Dominio público

Yo fui a EGB, mi abuela no

Pablo Batalla Cueto

Periodista

Yo fui a EGB, mi abuela no
PIXABAY

Conocí a cuatro de mis bisabuelos. Tres mujeres y un hombre. Dos de las mujeres, y el hombre, murieron en el año noventa y uno, cuando yo tenía cuatro años. La última de mis bisabuelas falleció más tarde, en el noventa y tres, cuando yo tenía seis. Angela (así, sin tilde). Guardo de ella recuerdos vagos, pero los guardo: una presencia hierática, silenciosa, rigurosamente enlutada, más anciana que el mundo, que habitaba un cuarto en el que cosía y miraba por la ventana, en su pequeña y húmeda casa de un puerto pesquero asturiano. Tan húmeda era la casa —aquella casa encalada de puerta con postigo, con geranios y escalones de piedra desgastada, las orlas de dos nietos que se hicieron torneros fresadores en la Fundación Revillagigedo y una estampa de la Santina de Covadonga, recortada de un calendario— que, en los días de tempestad, si uno palpaba las sábanas de las camas, las notaba tan mojadas como si las hubieran sumergido en agua. De luto, mi bisabuela llevaba casi sesenta años, desde el año treinta y cinco, cuando un cáncer fulminante se llevó a su marido, Elías, a los veintipocos. Nunca volvió a casarse y tuvo que criar sola a sus tres hijas. Entre otras labores innúmeras, recogía ocle —algas— en la playa y era partera y practicanta. Las hijas empezaron pronto a servir para ayudar en la casa.

El silencio, la ropa negra, aquellas arrugas profundas, horadadas por el sol de la playa de Tazones, el pelo blanco, la máquina de coser. Un niño de seis años no puede recordar mucho más. El problema es que mi padre, que la conoció durante treinta y dos años de su vida, tampoco recuerda mucho más. Mi bisabuela, su abuela, ya era, cuando él era pequeño, una presencia hierática, silenciosa, rigurosamente enlutada, más anciana que el mundo, que habitaba un cuarto en el que cosía y miraba por la ventana, en su vivienda pequeña y húmeda. Y él pasaba los veranos en aquella casa, pero, en realidad, no los pasaba en su casa, sino fuera de ella, al aire libre azul de un pequeño paraíso de bicicletas BH, partidos de fútbol sala, chapuzones en la rampla, echar a navegar barquitos en el arroyo, subir al faro, pescar en el pedréu con el truel, bailar suelto y agarrao en guateques al son de Desmadre 75 y de Santabárbara, saca el güisqui cheli para el personal, dónde están tus ojos negros, quién me los robó mientras me dormí. A la vuelta, en casa, filetes empanados en platos de duralex y, en las camas hechas, lisas como la orilla de la playa de la que se venía con la piel salitrosa, sábanas olientes a jabón Lagarto para envolver de frescor las siestas del estío, veladas por un cristo de madera.

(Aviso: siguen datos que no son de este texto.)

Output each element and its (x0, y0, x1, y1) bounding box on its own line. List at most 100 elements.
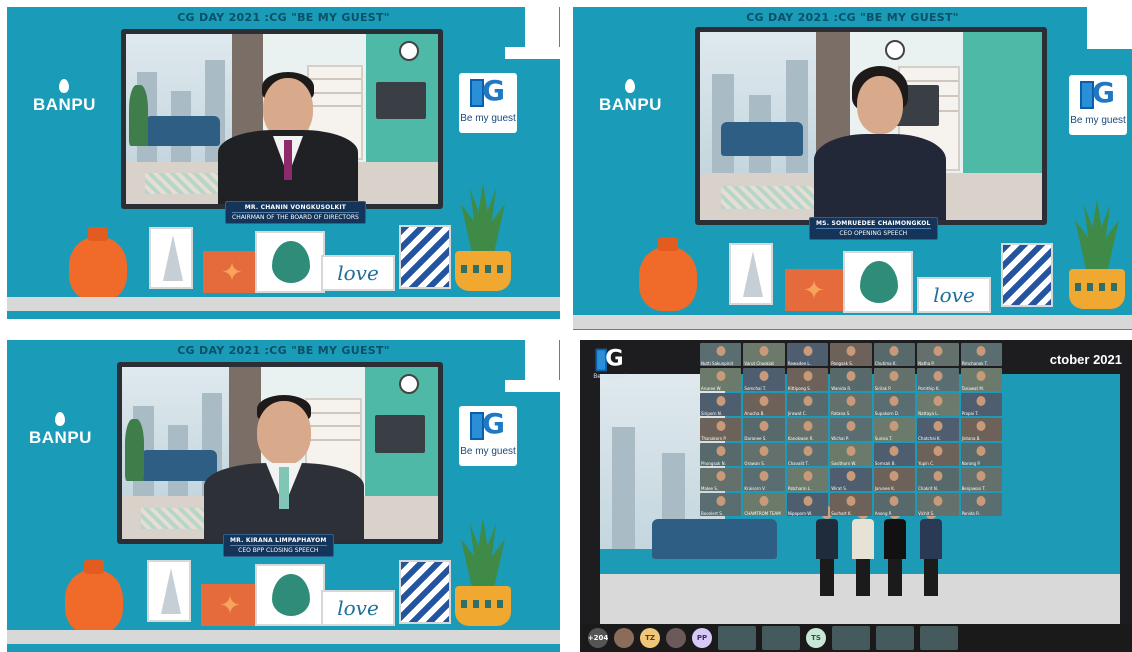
yellow-pot (455, 586, 511, 626)
participant-video[interactable] (718, 626, 756, 650)
participant-avatar[interactable]: PP (692, 628, 712, 648)
participant-tile[interactable]: Wirat S. (830, 468, 872, 491)
participant-tile[interactable]: Pornthip K. (917, 368, 959, 391)
participant-tile[interactable]: Somsak B. (873, 443, 916, 466)
clock-icon (885, 39, 906, 60)
participant-tile[interactable]: Pimchanok T. (960, 343, 1002, 366)
participant-tile[interactable]: Narong P. (960, 443, 1002, 466)
participant-name: Kittipong S. (787, 386, 811, 391)
participant-tile[interactable]: Nattaya L. (917, 393, 959, 416)
white-wall-block (1087, 7, 1132, 49)
participant-video[interactable] (762, 626, 800, 650)
participant-tile[interactable]: Chatchai K. (917, 418, 959, 441)
participant-count[interactable]: +204 (588, 628, 608, 648)
participant-tile[interactable]: Arunee W. (700, 368, 742, 391)
participant-avatar[interactable] (614, 628, 634, 648)
presenter (852, 506, 874, 596)
participant-tile[interactable]: Chavalit T. (786, 443, 829, 466)
participant-tile[interactable]: Wanida R. (830, 368, 872, 391)
floor-ledge (7, 630, 560, 644)
participant-name: Chavalit T. (787, 461, 809, 466)
participant-name: Benjawan T. (961, 486, 986, 491)
participant-name: Arunee W. (701, 386, 722, 391)
participant-tile[interactable]: Prapai T. (960, 393, 1002, 416)
participant-tile[interactable]: Panida R. (960, 493, 1002, 516)
participant-tile[interactable]: Nutti Sakunpinit (700, 343, 742, 366)
participant-tile[interactable]: Somchai T. (743, 368, 785, 391)
participant-tile[interactable]: Patcharin L. (786, 468, 829, 491)
participant-name: Sirilak P. (874, 386, 892, 391)
participant-tile[interactable]: Anong P. (873, 493, 916, 516)
participant-name: Ratana S. (831, 411, 851, 416)
zigzag-frame (1001, 243, 1053, 307)
participant-tile[interactable]: Rewadee L. (786, 343, 829, 366)
participant-name: Kraisorn V. (744, 486, 766, 491)
participant-avatar[interactable]: TZ (640, 628, 660, 648)
participant-tile[interactable]: Boonlert S. (700, 493, 742, 516)
collage: CG DAY 2021 :CG "BE MY GUEST" BANPU G Be… (0, 0, 1132, 652)
name-caption: MS. SOMRUEDEE CHAIMONGKOL CEO OPENING SP… (809, 217, 938, 240)
participant-tile[interactable]: Tanawat M. (960, 368, 1002, 391)
leaf-frame (843, 251, 913, 313)
participant-name: Vichit S. (918, 511, 935, 516)
participant-name: Phongsak N. (701, 461, 726, 466)
butterfly-icon: ✦ (203, 251, 261, 293)
participant-name: Sunisa T. (874, 436, 893, 441)
participant-tile[interactable]: Kraisorn V. (743, 468, 785, 491)
love-frame: love (321, 590, 395, 626)
event-title: CG DAY 2021 :CG "BE MY GUEST" (746, 11, 959, 24)
participant-name: Nutti Sakunpinit (701, 361, 734, 366)
participant-tile[interactable]: Orawan S. (743, 443, 785, 466)
participant-tile[interactable]: Daranee S. (743, 418, 785, 441)
participant-tile[interactable]: Malee S. (700, 468, 742, 491)
participant-tile[interactable]: Vichit S. (917, 493, 959, 516)
participant-tile[interactable]: Yupin C. (917, 443, 959, 466)
clock-icon (399, 373, 420, 394)
participant-name: Sasithorn W. (831, 461, 857, 466)
participant-video[interactable] (920, 626, 958, 650)
participant-tile[interactable]: Supakorn D. (873, 393, 916, 416)
participant-tile[interactable]: Sunisa T. (873, 418, 916, 441)
presenter (816, 506, 838, 596)
white-shelf (505, 47, 560, 59)
eiffel-frame (147, 560, 191, 622)
participant-tile[interactable]: Pongsak S. (830, 343, 872, 366)
panel-ceo-opening: CG DAY 2021 :CG "BE MY GUEST" BANPU G Be… (573, 7, 1132, 330)
participant-avatar[interactable]: TS (806, 628, 826, 648)
participant-tile[interactable]: Thanakorn P. (700, 418, 742, 441)
participant-tile[interactable]: Kanokwan R. (786, 418, 829, 441)
video-screen (695, 27, 1047, 225)
be-my-guest-logo: G Be my guest (459, 406, 517, 466)
participant-video[interactable] (876, 626, 914, 650)
participant-tile[interactable]: Jirawat C. (786, 393, 829, 416)
plant-icon (461, 183, 505, 253)
be-my-guest-logo: G Be my guest (1069, 75, 1127, 135)
participant-tile[interactable]: Phongsak N. (700, 443, 742, 466)
participant-name: Supakorn D. (874, 411, 900, 416)
participant-tile[interactable]: Wichai P. (830, 418, 872, 441)
participant-tile[interactable]: Chutima K. (873, 343, 916, 366)
participant-name: Jarunee K. (874, 486, 896, 491)
participant-tile[interactable]: Siriporn N. (700, 393, 742, 416)
participant-tile[interactable]: Sirilak P. (873, 368, 916, 391)
participant-name: Jintana B. (961, 436, 981, 441)
participant-video[interactable] (832, 626, 870, 650)
participant-avatar[interactable] (666, 628, 686, 648)
participant-tile[interactable]: Jintana B. (960, 418, 1002, 441)
participant-tile[interactable]: Chakrit N. (917, 468, 959, 491)
participant-tile[interactable]: Benjawan T. (960, 468, 1002, 491)
participant-tile[interactable]: Sasithorn W. (830, 443, 872, 466)
participant-tile[interactable]: Suchart K. (830, 493, 872, 516)
participant-tile[interactable]: Natha P. (917, 343, 959, 366)
participant-tile[interactable]: Ratana S. (830, 393, 872, 416)
participant-name: Natha P. (918, 361, 935, 366)
participant-tile[interactable]: Jarunee K. (873, 468, 916, 491)
participant-tile[interactable]: Anucha B. (743, 393, 785, 416)
participant-name: Suchart K. (831, 511, 852, 516)
participant-tile[interactable]: CHAMTROM TEAM (743, 493, 785, 516)
participant-tile[interactable]: Kittipong S. (786, 368, 829, 391)
flame-icon (59, 79, 70, 93)
participant-tile[interactable]: Varut Chookiat (743, 343, 785, 366)
participant-tile[interactable]: Nipaporn W. (786, 493, 829, 516)
participant-name: Varut Chookiat (744, 361, 774, 366)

Mi padre no se llama José Luis. Recuerda con añoranza aquellas dichas de adolescencia, pero, persona sensible y reflexiva como es, se hizo consciente con los años, por sí mismo, de las penurias que había detrás de su decorado, en aquel gineceo encantador —el postigo, los escalones de piedra, los geranios— pero preindustrial, sin bañera, ni lavadora. Hoy evoca aquella niñez con remordimiento: el de no haber disfrutado más de su abuela; no haber empleado alguna de aquellas tardes en, al menos, sentarse con ella a escuchar sus historias.

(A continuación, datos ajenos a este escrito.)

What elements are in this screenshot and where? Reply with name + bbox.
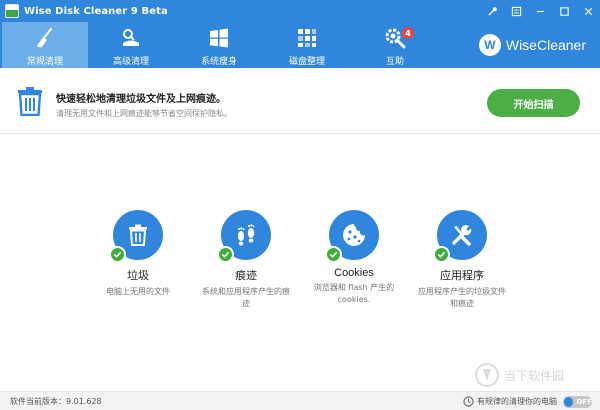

«El verano era esto, tal cual», escriben en la cuenta de Twitter Yo fuí a EGB sobre una estampa setentera de un pueblo inconcreto, de identidad regional indistinguible. Seis niños con sus bicicletas y en bañador en una calle polvorienta entre casas de piedra. Y al lado, dos señoras mayores, enlutadas, sentadas en sendas sillas, cosiendo. Era, sí, esto, tal cual: el Verano azul de los niños y la tramoya abnegada de sus madres y abuelas; nadies femeninas que nunca se metieron en camas que no hicieran, que no comieron filetes que ellas no empanaran, que no mancharon platos que luego no tuvieran que lavar. Nada cheli para ellas, todo para el personal. Nadie les devolvió jamás los ojos negros que les robaron mientras dormían.